WORKSHOPS
03 Indexing, Slicing and Subsetting
In lesson 02, we read a CSV into a Python pandas DataFrame. We learned:
- How to save the DataFrame to a named object,
- How to perform basic math on the data,
- How to calculate summary statistics, and
- How to create basic plots of the data.
In this lesson, we will explore ways to access different parts of the data using:
- Indexing,
- Slicing, and
- Subsetting
Loading our data
We will continue to use the surveys dataset that we worked with in the last lesson. Let’s reopen and read in the data again:
# Make sure pandas is loaded
import pandas as pd
# Read in the survey CSV
surveys_df = pd.read_csv("data/surveys.csv")
Indexing and Slicing in Python
We often want to work with subsets of a DataFrame object. There are different ways to accomplish this including: using labels (column headings), numeric ranges, or specific x,y index locations.
Selecting data using Labels (Column Headings)
We use square brackets []
to select a subset of an Python object. For example,
we can select all data from a column named species_id
from the surveys_df
DataFrame by name. There are two ways to do this:
# Method 1: select a 'subset' of the data using the column name
surveys_df['species_id'].head()
# Method 2: use the column name as an 'attribute'; gives the same output
surveys_df.species_id.head()
We can also create a new object that contains only the data within the
species_id
column as follows:
# Creates an object, surveys_species, that only contains the `species_id` column
surveys_species = surveys_df['species_id']
We can pass a list of column names too, as an index to select columns in that order.
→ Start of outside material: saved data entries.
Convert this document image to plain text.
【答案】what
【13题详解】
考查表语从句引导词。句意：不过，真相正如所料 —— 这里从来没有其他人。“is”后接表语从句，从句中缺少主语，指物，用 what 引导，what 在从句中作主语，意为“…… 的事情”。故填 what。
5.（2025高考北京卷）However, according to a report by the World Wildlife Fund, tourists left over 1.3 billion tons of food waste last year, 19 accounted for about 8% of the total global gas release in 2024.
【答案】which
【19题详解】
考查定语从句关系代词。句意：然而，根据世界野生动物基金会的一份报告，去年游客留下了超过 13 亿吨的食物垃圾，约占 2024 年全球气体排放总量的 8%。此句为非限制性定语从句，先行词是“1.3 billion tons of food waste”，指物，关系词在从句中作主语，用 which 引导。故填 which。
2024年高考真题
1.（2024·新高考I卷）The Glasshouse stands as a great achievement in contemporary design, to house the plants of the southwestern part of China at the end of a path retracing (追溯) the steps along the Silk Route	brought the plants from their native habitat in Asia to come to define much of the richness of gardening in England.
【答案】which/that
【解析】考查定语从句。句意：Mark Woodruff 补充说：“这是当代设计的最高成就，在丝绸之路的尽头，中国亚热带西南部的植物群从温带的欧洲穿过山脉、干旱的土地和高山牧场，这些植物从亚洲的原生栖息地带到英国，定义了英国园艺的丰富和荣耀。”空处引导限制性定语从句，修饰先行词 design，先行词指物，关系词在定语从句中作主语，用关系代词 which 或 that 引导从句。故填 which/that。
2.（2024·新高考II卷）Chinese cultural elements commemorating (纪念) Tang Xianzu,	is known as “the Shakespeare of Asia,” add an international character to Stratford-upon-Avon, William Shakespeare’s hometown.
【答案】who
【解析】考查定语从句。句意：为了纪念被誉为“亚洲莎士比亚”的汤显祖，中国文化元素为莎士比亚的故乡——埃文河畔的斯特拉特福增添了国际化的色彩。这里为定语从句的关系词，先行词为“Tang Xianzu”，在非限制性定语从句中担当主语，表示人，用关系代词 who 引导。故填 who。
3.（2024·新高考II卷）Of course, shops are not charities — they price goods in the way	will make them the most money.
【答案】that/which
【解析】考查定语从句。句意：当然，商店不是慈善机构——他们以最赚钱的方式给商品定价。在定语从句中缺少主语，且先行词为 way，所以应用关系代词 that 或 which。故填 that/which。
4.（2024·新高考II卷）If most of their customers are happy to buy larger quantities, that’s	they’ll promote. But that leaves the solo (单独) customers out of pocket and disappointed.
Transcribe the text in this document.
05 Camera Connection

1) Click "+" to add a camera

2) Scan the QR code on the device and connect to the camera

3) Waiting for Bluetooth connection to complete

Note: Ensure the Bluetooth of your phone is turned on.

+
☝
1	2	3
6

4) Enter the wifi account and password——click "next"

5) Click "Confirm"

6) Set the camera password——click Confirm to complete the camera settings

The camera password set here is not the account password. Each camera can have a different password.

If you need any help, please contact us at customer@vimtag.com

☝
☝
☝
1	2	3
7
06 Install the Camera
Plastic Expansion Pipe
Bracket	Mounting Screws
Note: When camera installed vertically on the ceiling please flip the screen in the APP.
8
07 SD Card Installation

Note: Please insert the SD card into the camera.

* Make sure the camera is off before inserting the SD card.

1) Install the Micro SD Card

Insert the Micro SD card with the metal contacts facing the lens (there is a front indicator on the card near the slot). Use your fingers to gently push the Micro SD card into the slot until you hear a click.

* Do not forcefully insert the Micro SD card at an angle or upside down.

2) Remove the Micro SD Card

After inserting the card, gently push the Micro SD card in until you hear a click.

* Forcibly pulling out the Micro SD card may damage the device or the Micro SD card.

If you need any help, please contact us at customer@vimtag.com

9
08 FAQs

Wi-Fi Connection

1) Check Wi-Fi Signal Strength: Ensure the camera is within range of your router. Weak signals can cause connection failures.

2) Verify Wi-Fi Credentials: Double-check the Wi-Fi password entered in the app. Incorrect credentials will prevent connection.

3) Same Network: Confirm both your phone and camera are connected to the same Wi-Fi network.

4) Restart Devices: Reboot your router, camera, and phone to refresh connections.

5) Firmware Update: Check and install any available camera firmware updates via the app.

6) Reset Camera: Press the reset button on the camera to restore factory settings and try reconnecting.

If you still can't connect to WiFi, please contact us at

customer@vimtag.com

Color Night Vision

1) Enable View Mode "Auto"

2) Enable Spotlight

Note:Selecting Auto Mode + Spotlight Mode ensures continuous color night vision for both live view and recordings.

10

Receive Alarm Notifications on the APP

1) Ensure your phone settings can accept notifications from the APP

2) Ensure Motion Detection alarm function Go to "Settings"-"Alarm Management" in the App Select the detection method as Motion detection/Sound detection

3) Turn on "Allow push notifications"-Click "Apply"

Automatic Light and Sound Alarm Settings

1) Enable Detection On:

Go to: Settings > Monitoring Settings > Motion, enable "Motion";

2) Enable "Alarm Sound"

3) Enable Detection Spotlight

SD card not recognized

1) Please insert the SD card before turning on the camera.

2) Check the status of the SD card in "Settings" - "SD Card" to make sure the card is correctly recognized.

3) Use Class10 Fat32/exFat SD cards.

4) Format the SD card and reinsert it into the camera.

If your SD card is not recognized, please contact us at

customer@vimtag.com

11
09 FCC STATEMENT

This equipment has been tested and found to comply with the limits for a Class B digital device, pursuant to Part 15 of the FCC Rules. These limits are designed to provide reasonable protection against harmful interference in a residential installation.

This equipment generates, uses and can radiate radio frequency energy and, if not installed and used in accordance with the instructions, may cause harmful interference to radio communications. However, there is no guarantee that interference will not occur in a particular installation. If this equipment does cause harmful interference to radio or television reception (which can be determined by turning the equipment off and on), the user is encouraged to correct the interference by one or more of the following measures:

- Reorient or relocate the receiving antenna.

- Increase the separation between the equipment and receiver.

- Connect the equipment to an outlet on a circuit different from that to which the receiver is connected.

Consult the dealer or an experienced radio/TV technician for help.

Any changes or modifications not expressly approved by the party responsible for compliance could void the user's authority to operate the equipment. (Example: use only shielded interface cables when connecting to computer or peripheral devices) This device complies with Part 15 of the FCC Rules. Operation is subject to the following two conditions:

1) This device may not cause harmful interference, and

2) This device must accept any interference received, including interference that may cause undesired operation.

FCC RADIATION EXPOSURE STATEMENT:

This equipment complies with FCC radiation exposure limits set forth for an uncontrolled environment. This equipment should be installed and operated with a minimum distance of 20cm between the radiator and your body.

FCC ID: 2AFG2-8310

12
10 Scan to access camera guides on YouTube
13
This is useful when we need to reorganize our data.
NOTE: If a column name is not contained in the DataFrame, an exception (error) will be raised.
# Select the species and plot columns from the DataFrame
surveys_df[['species_id', 'plot_id']].head()
# What happens when you flip the order?
surveys_df[['plot_id', 'species_id']].head()
# What happens if you ask for a column that doesn't exist?
surveys_df['speciess']
Python tells us what type of error it is in the traceback, at the bottom it says KeyError: 'speciess'
which means that speciess
is not a column name (or Key in the related python data type dictionary).
Extracting Range based Subsets: Slicing
REMINDER: Python Uses 0-based Indexing
Let’s remind ourselves that Python uses 0-based indexing. This means that the first element in an object is located at position 0. This is different from other tools like R and Matlab that index elements within objects starting at 1.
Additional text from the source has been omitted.